Hermine erscheint leise an der Tür links, vorsichtig. Sie hat weder Schürze, noch Häubchen, noch Handschuhe, sondern sie trägt die hübsche neue Bluse und eine Blume im Haar.
Theodor deutet ihr, daß Anna da ist.
Hermine macht ein Mäulchen, als sei sie eifersüchtig.
Theodor mit einer gebietenden Bewegung weist sie nach oben, sich in ihr Zimmer zu verziehen. Dann deutet er lächelnd an, er werde wie ein Kater geklettert kommen, dann jagt er sie weg mit einem Wink.
Hermine verschwindet und schließt die Tür. Alles hinter Annas Rücken.

Anna dreht sich auf das Geräusch der zugehenden Tür rasch um Ah, Sie sinds Theodor!

Theodor ihr etwas näher kommend Es ist sehr gütig, daß Euer Gnaden mich mit meinem richtigen Namen bezeichnen. Darin liegt eine gütige Seele ausgesprochen. Dafür bitte ich diese mit einer kleinen Überlegung – oder vielmehr künftige Nacht für Euer Gnaden zu unserem Herrgott beten zu dürfen.

Anna nach einer Sekunde Haben Sie zugesperrt?

Theodor Sehr wohl. Ich melde untertänigst, es ist alles in Ordnung.

Anna wendet sich zum Gehen, etwas geniert Aber der Herr Baron muß noch herein.

Theodor Da hab ich Licht brennen lassen an der kleinen Nebentür und auf der Wendeltreppe.

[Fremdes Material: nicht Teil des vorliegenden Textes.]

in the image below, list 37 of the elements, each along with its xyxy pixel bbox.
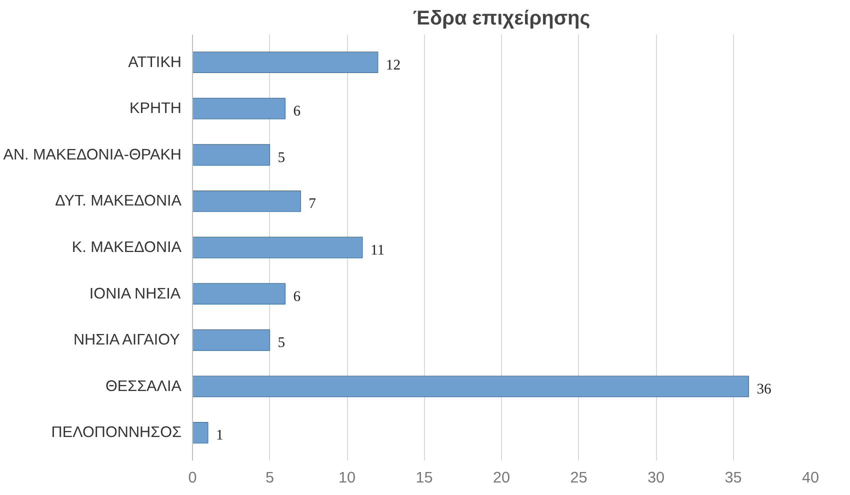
bar: [192, 329, 270, 351]
y-tick-label: ΙΟΝΙΑ ΝΗΣΙΑ: [89, 285, 182, 302]
data-label: 7: [308, 196, 316, 212]
x-tick-label: 15: [416, 470, 433, 486]
bar: [192, 52, 378, 73]
y-tick-label: ΠΕΛΟΠΟΝΝΗΣΟΣ: [51, 424, 182, 442]
data-label: 5: [278, 335, 286, 352]
x-tick-label: 0: [188, 470, 197, 486]
x-tick-label: 10: [338, 470, 356, 486]
chart-title: Έδρα επιχείρησης: [412, 8, 590, 30]
y-tick-label: ΑΤΤΙΚΗ: [128, 54, 182, 71]
data-label: 6: [293, 104, 301, 120]
x-tick-label: 20: [492, 470, 510, 486]
x-tick-label: 25: [570, 470, 588, 486]
y-tick-label: ΔΥΤ. ΜΑΚΕΔΟΝΙΑ: [55, 192, 182, 210]
bar: [192, 98, 286, 120]
bar: [192, 422, 208, 444]
y-tick-label: ΚΡΗΤΗ: [130, 100, 182, 118]
x-tick-label: 40: [802, 470, 820, 486]
bar: [192, 144, 270, 166]
data-label: 12: [386, 57, 401, 74]
data-label: 6: [293, 288, 301, 305]
bar: [192, 236, 363, 258]
bar: [192, 283, 286, 305]
x-tick-label: 30: [647, 470, 665, 486]
data-label: 36: [756, 381, 772, 398]
y-tick-label: ΑΝ. ΜΑΚΕΔΟΝΙΑ-ΘΡΑΚΗ: [3, 146, 182, 164]
y-tick-label: Κ. ΜΑΚΕΔΟΝΙΑ: [72, 239, 182, 256]
y-tick-label: ΘΕΣΣΑΛΙΑ: [105, 378, 182, 395]
y-tick-label: ΝΗΣΙΑ ΑΙΓΑΙΟΥ: [73, 332, 180, 349]
bar: [192, 190, 301, 212]
data-label: 11: [370, 242, 385, 258]
x-tick-label: 5: [265, 470, 274, 486]
data-label: 5: [278, 150, 286, 166]
bar: [192, 376, 749, 398]
data-label: 1: [216, 428, 224, 444]
x-tick-label: 35: [724, 470, 742, 486]
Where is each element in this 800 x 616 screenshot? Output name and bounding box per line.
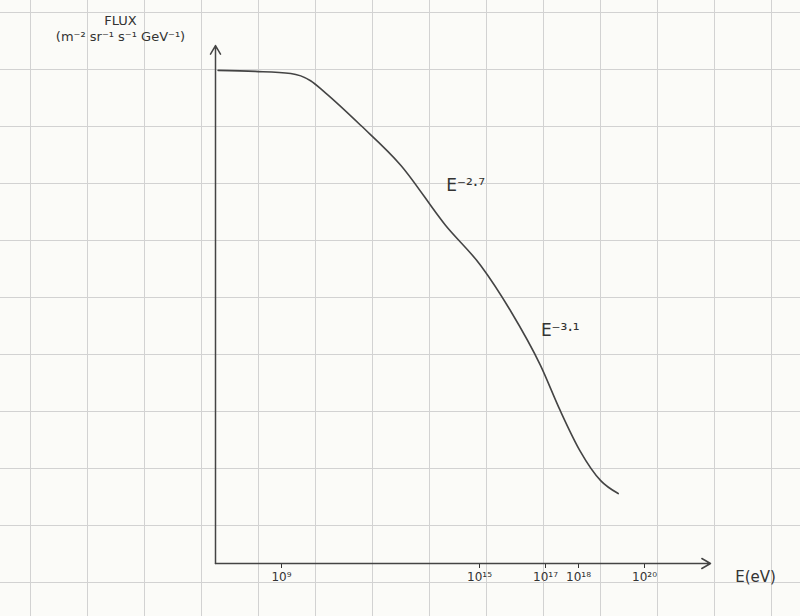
svg-text:10²⁰: 10²⁰ — [632, 570, 657, 584]
svg-text:10¹⁷: 10¹⁷ — [533, 570, 558, 584]
svg-text:10⁹: 10⁹ — [271, 570, 291, 584]
svg-text:E⁻²·⁷: E⁻²·⁷ — [446, 175, 485, 195]
svg-text:10¹⁸: 10¹⁸ — [566, 570, 591, 584]
svg-text:FLUX(m⁻² sr⁻¹ s⁻¹ GeV⁻¹): FLUX(m⁻² sr⁻¹ s⁻¹ GeV⁻¹) — [56, 13, 185, 44]
svg-text:10¹⁵: 10¹⁵ — [467, 570, 492, 584]
svg-text:E⁻³·¹: E⁻³·¹ — [541, 320, 580, 340]
svg-text:E(eV): E(eV) — [735, 568, 776, 586]
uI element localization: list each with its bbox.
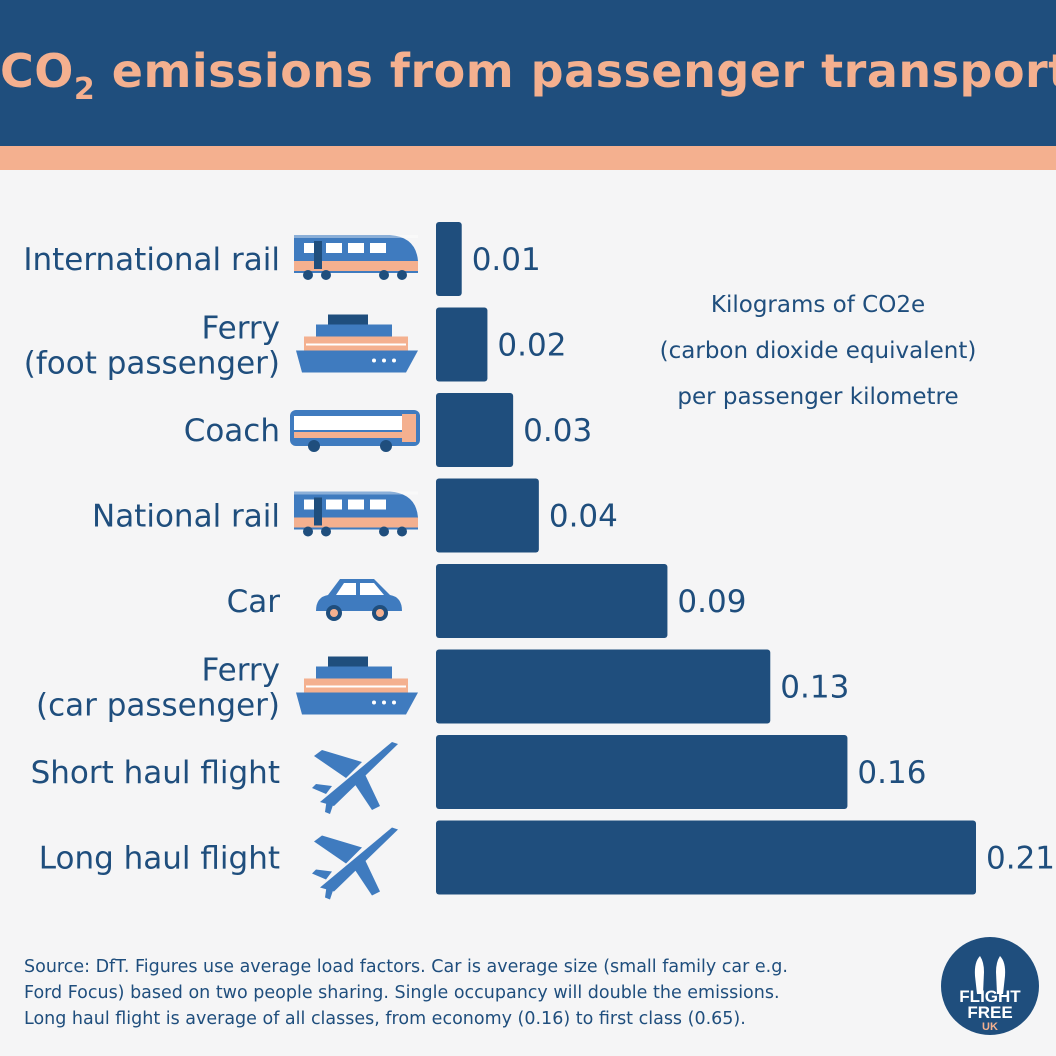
- bar-chart: 0.01 International rail 0.02 Ferry (foot pas…: [23, 222, 1055, 900]
- airplane-icon: [312, 827, 398, 900]
- bar: [436, 222, 462, 296]
- category-label: National rail: [92, 499, 280, 535]
- bar: [436, 649, 771, 724]
- svg-text:UK: UK: [982, 1021, 998, 1033]
- bar: [436, 393, 514, 467]
- airplane-icon: [312, 742, 398, 814]
- data-label: 0.03: [523, 413, 592, 449]
- data-label: 0.02: [497, 328, 566, 364]
- source-line-1: Source: DfT. Figures use average load fa…: [24, 957, 788, 977]
- bar: [436, 564, 668, 638]
- ferry-icon: [296, 314, 418, 373]
- category-label: Car: [227, 584, 281, 620]
- bar: [436, 307, 488, 382]
- unit-line-2: (carbon dioxide equivalent): [659, 338, 977, 364]
- svg-text:FREE: FREE: [967, 1003, 1012, 1022]
- car-icon: [316, 579, 402, 621]
- header-stripe: [0, 146, 1056, 170]
- flight-free-uk-logo[interactable]: FLIGHT FREE UK: [940, 936, 1040, 1036]
- source-line-3: Long haul flight is average of all class…: [24, 1009, 746, 1029]
- train-icon: [294, 491, 418, 537]
- category-label: International rail: [23, 242, 280, 278]
- ferry-icon: [296, 656, 418, 715]
- bar: [436, 735, 848, 809]
- chart-title: CO2 emissions from passenger transport: [0, 44, 1056, 107]
- category-label: Ferry (foot passenger): [24, 311, 280, 382]
- header-banner: [0, 0, 1056, 146]
- data-label: 0.13: [780, 670, 849, 706]
- unit-annotation: Kilograms of CO2e (carbon dioxide equiva…: [610, 282, 1026, 420]
- data-label: 0.04: [549, 499, 618, 535]
- bar: [436, 820, 976, 895]
- source-line-2: Ford Focus) based on two people sharing.…: [24, 983, 780, 1003]
- category-label: Long haul flight: [39, 841, 280, 877]
- category-label: Short haul flight: [31, 755, 280, 791]
- unit-line-3: per passenger kilometre: [677, 384, 959, 410]
- source-note: Source: DfT. Figures use average load fa…: [24, 954, 924, 1032]
- data-label: 0.16: [857, 755, 926, 791]
- unit-line-1: Kilograms of CO2e: [710, 292, 926, 318]
- svg-text:FLIGHT: FLIGHT: [959, 987, 1021, 1006]
- category-label: Ferry (car passenger): [36, 653, 280, 724]
- train-icon: [294, 235, 418, 280]
- data-label: 0.21: [986, 841, 1055, 877]
- category-label: Coach: [184, 413, 280, 449]
- bar: [436, 478, 539, 553]
- data-label: 0.09: [677, 584, 746, 620]
- bus-icon: [290, 410, 420, 452]
- data-label: 0.01: [472, 242, 541, 278]
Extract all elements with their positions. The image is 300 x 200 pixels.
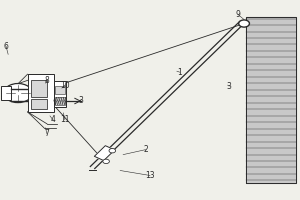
Text: 10: 10	[60, 81, 70, 90]
Text: 9: 9	[236, 10, 241, 19]
Text: 4: 4	[50, 115, 56, 124]
Text: 2: 2	[143, 145, 148, 154]
Bar	[31, 99, 47, 109]
Circle shape	[239, 20, 249, 27]
Polygon shape	[94, 146, 115, 161]
Text: 3: 3	[79, 96, 84, 105]
Bar	[55, 97, 65, 105]
Bar	[28, 74, 54, 112]
Text: 1: 1	[178, 68, 182, 77]
Text: 6: 6	[4, 42, 8, 51]
Bar	[31, 80, 47, 97]
Text: 8: 8	[45, 76, 50, 85]
Bar	[54, 81, 66, 107]
Text: 13: 13	[145, 171, 155, 180]
Text: 11: 11	[60, 115, 70, 124]
Text: 3: 3	[227, 82, 232, 91]
Circle shape	[109, 149, 116, 153]
Polygon shape	[246, 17, 296, 183]
Bar	[1, 86, 11, 100]
Circle shape	[103, 159, 110, 164]
Text: 7: 7	[44, 129, 50, 138]
Circle shape	[4, 84, 32, 103]
Bar	[55, 86, 65, 94]
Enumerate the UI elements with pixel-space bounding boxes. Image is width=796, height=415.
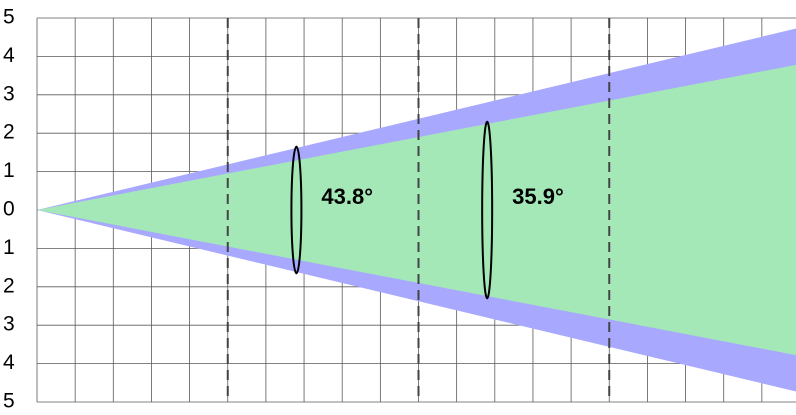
- y-axis-tick-labels: 5 4 3 2 1 0 1 2 3 4 5: [3, 6, 15, 413]
- y-tick-label: 1: [3, 159, 15, 182]
- y-tick-label: 2: [3, 121, 15, 144]
- inner-fov-cone: [37, 64, 796, 356]
- y-tick-label: 1: [3, 236, 15, 259]
- y-tick-label: 3: [3, 313, 15, 336]
- angle-measure-ellipse: [481, 120, 494, 300]
- angle-label: 35.9°: [512, 184, 564, 209]
- y-tick-label: 4: [3, 44, 15, 67]
- y-tick-label: 5: [3, 6, 15, 29]
- angle-label: 43.8°: [321, 184, 373, 209]
- y-tick-label: 3: [3, 82, 15, 105]
- y-tick-label: 0: [3, 198, 15, 221]
- angle-annotations: 43.8° 35.9°: [290, 120, 564, 300]
- angle-measure-ellipse: [290, 145, 303, 275]
- y-tick-label: 2: [3, 274, 15, 297]
- y-tick-label: 5: [3, 390, 15, 413]
- y-tick-label: 4: [3, 351, 15, 374]
- section-dividers: [226, 18, 611, 402]
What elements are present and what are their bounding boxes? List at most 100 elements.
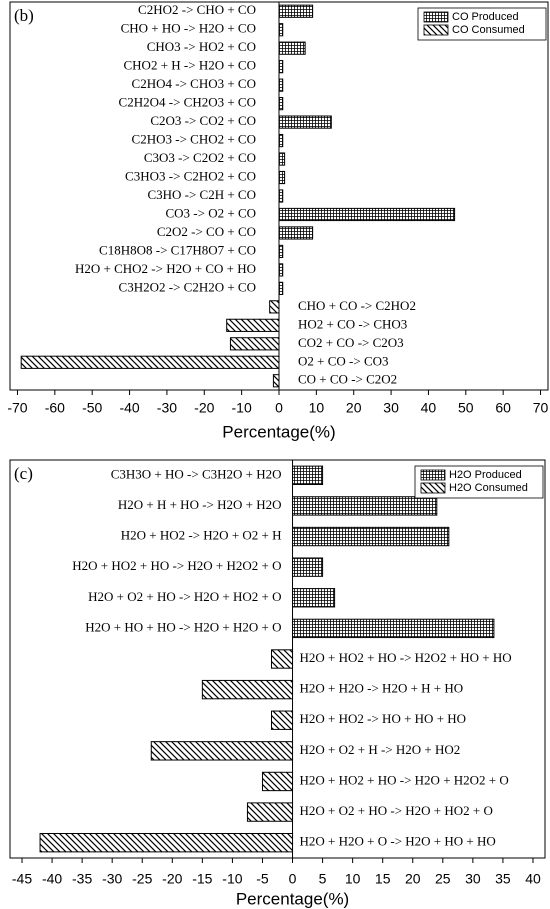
x-tick-label: 0	[289, 871, 297, 887]
x-tick-label: 10	[309, 400, 325, 416]
bar	[292, 465, 324, 485]
bar	[292, 496, 438, 516]
x-tick-label: 25	[435, 871, 451, 887]
bar	[292, 618, 495, 639]
bar	[292, 557, 324, 577]
legend-label: H2O Consumed	[449, 482, 528, 494]
x-tick-label: -25	[132, 871, 152, 887]
x-tick-label: -10	[222, 871, 242, 887]
x-tick-label: 50	[458, 400, 474, 416]
category-label: C3H2O2 -> C2H2O + CO	[119, 279, 256, 294]
x-tick-label: -70	[7, 400, 27, 416]
bar	[292, 526, 450, 547]
x-tick-label: -45	[12, 871, 32, 887]
bar	[278, 97, 284, 111]
bar	[278, 170, 286, 185]
category-label: C18H8O8 -> C17H8O7 + CO	[99, 242, 256, 257]
category-label: H2O + CHO2 -> H2O + CO + HO	[75, 261, 256, 276]
legend-label: H2O Produced	[449, 469, 522, 481]
bar	[278, 226, 314, 240]
x-tick-label: -15	[192, 871, 212, 887]
x-tick-label: -60	[45, 400, 65, 416]
bar	[226, 318, 280, 332]
category-label: CHO2 + H -> H2O + CO	[124, 58, 257, 73]
legend-swatch	[420, 469, 446, 481]
category-label: H2O + HO2 -> H2O + O2 + H	[121, 528, 282, 543]
category-label: O2 + CO -> CO3	[298, 353, 389, 368]
category-label: C3HO -> C2H + CO	[147, 187, 256, 202]
x-tick-label: 35	[495, 871, 511, 887]
bar	[270, 710, 294, 730]
bar	[278, 60, 284, 74]
category-label: C3HO3 -> C2HO2 + CO	[125, 169, 256, 184]
bar	[270, 649, 294, 669]
x-tick-label: 30	[465, 871, 481, 887]
bar	[278, 281, 284, 295]
category-label: C2H2O4 -> CH2O3 + CO	[119, 95, 256, 110]
category-label: C2HO2 -> CHO + CO	[138, 2, 256, 17]
bar	[278, 4, 314, 18]
panel-label: (c)	[14, 464, 33, 483]
x-tick-label: -30	[102, 871, 122, 887]
x-tick-label: -30	[157, 400, 177, 416]
x-tick-label: 10	[345, 871, 361, 887]
bar	[269, 300, 280, 314]
x-tick-label: -10	[232, 400, 252, 416]
x-tick-label: -50	[82, 400, 102, 416]
x-tick-label: -40	[119, 400, 139, 416]
category-label: CO + CO -> C2O2	[298, 372, 397, 387]
bar	[278, 244, 284, 259]
bar	[278, 152, 286, 166]
category-label: H2O + HO + HO -> H2O + H2O + O	[85, 619, 281, 634]
bar	[246, 802, 294, 822]
bar	[278, 133, 284, 148]
category-label: C3O3 -> C2O2 + CO	[144, 150, 256, 165]
category-label: CHO3 -> HO2 + CO	[147, 39, 256, 54]
x-tick-label: -40	[42, 871, 62, 887]
category-label: H2O + HO2 + HO -> H2O + H2O2 + O	[300, 772, 509, 787]
x-tick-label: 0	[275, 400, 283, 416]
category-label: H2O + H2O -> H2O + H + HO	[300, 681, 464, 696]
x-tick-label: 40	[525, 871, 541, 887]
bar	[278, 41, 306, 55]
x-tick-label: -35	[72, 871, 92, 887]
x-tick-label: 40	[421, 400, 437, 416]
bar	[201, 679, 294, 700]
category-label: H2O + HO2 + HO -> H2O + H2O2 + O	[72, 558, 281, 573]
x-tick-label: 20	[405, 871, 421, 887]
legend-swatch	[420, 482, 446, 494]
category-label: CO2 + CO -> C2O3	[298, 335, 404, 350]
bar	[278, 207, 456, 222]
x-axis-label: Percentage(%)	[222, 422, 335, 441]
category-label: H2O + O2 + HO -> H2O + HO2 + O	[300, 803, 493, 818]
category-label: H2O + HO2 -> HO + HO + HO	[300, 711, 467, 726]
legend-label: CO Consumed	[452, 24, 525, 36]
bar	[278, 23, 284, 37]
category-label: C2O2 -> CO + CO	[157, 224, 256, 239]
category-label: C3H3O + HO -> C3H2O + H2O	[111, 466, 282, 481]
x-tick-label: -20	[194, 400, 214, 416]
bar	[278, 115, 332, 129]
category-label: C2O3 -> CO2 + CO	[150, 113, 256, 128]
category-label: H2O + H + HO -> H2O + H2O	[118, 497, 282, 512]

Anna Ah, dort? Weiß das der Herr Baron?

Theodor Er wird das Licht schon sehen und sich demgemäß dorthin wenden. Ich habe gemeint, Herr Baron wird Wunsch haben, nach zwei so unruhigen gestörten Tagen die beiden Kinder anzuschauen ob sie ruhig schlafen –

Anna Ah, gut! Danke! Sie sieht ihn lächelnd an.

Theodor Es sind Euer Gnaden die irdischen Dinge sehr gebrechlich. Es kann auch eine sehr starke Hand keine Schutzmauer aufbauen für ewige Zeiten um ihre anbefohlenen Schützlinge. Aber ich hoffe, so lange ich hier die Aufsicht über das Ganze in Händen behalte, wird demgemäß alles in schönster Ordnung sein!